日本海、地滑りで大津波 北海道沖など、海底の痕跡で判明

海底地滑りで津波が起きる仕組み

 日本海で高さ10メートル以上の津波を起こしたとみられる海底地滑りの痕跡が北海道沖と新潟沖、富山湾に計8カ所あることが23日、防衛大学校(神奈川)と岡山大の研究チームによる海底地形の解析で新たに分かった。地滑りで海底が大きくえぐれて10メートル以上海面を下げるなど、周囲の海水が上下して津波が起き、沿岸にも高い水位で押し寄せた可能性がある。

 地滑りは繰り返す上に地震が小さめでも起こるので、広域での警戒が必要としている。沿岸での水位は解析しきれていないが、鴫原良典防大准教授(海岸工学)は「過去の大地震が知られていない地域でも、海底地滑りによる大きな津波に見舞われる恐れがある」とした。
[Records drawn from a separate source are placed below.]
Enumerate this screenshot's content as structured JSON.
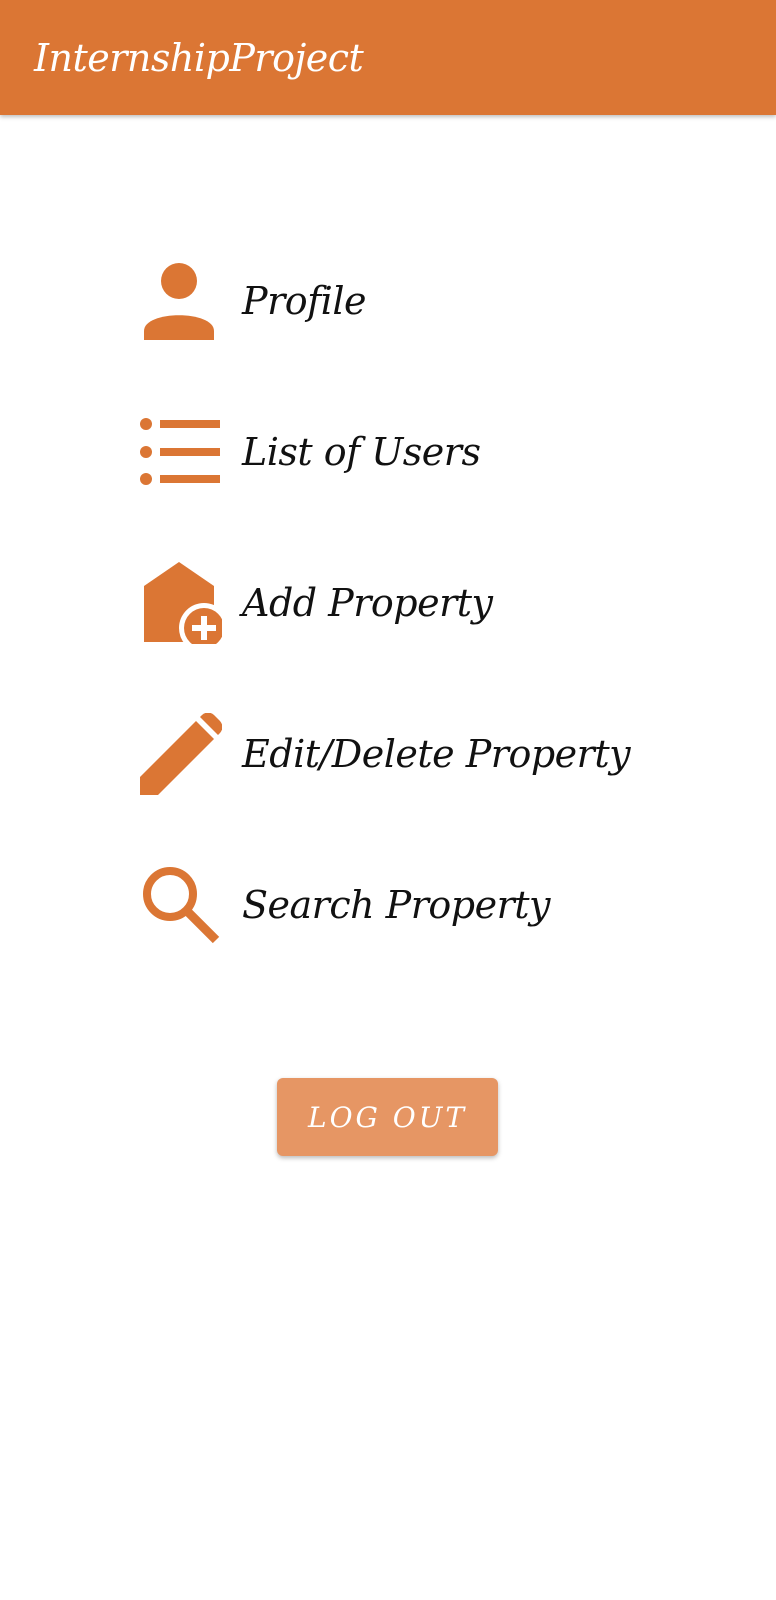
{
  "app_bar": {
    "title": "InternshipProject"
  },
  "menu": {
    "items": [
      {
        "label": "Profile",
        "icon": "person-icon"
      },
      {
        "label": "List of Users",
        "icon": "list-icon"
      },
      {
        "label": "Add Property",
        "icon": "add-home-icon"
      },
      {
        "label": "Edit/Delete Property",
        "icon": "pencil-icon"
      },
      {
        "label": "Search Property",
        "icon": "search-icon"
      }
    ]
  },
  "logout": {
    "label": "LOG OUT"
  },
  "colors": {
    "accent": "#DB7634",
    "button": "#E69664",
    "text": "#111111",
    "background": "#FFFFFF"
  }
}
 大きな地滑りの痕跡は北海道の日本海側に集中していた。不明瞭な痕跡も多いため、他の海域でも起きていた可能性がある。1~10メートル級に相当する痕跡も、秋田沖などを含めて十数カ所あった。

 北海道―新潟沖を中心に海底地形を調べた。斜面の崩落がはっきり分かる約300地点で、崩壊した土砂の量の推定から津波の大きさを求めた。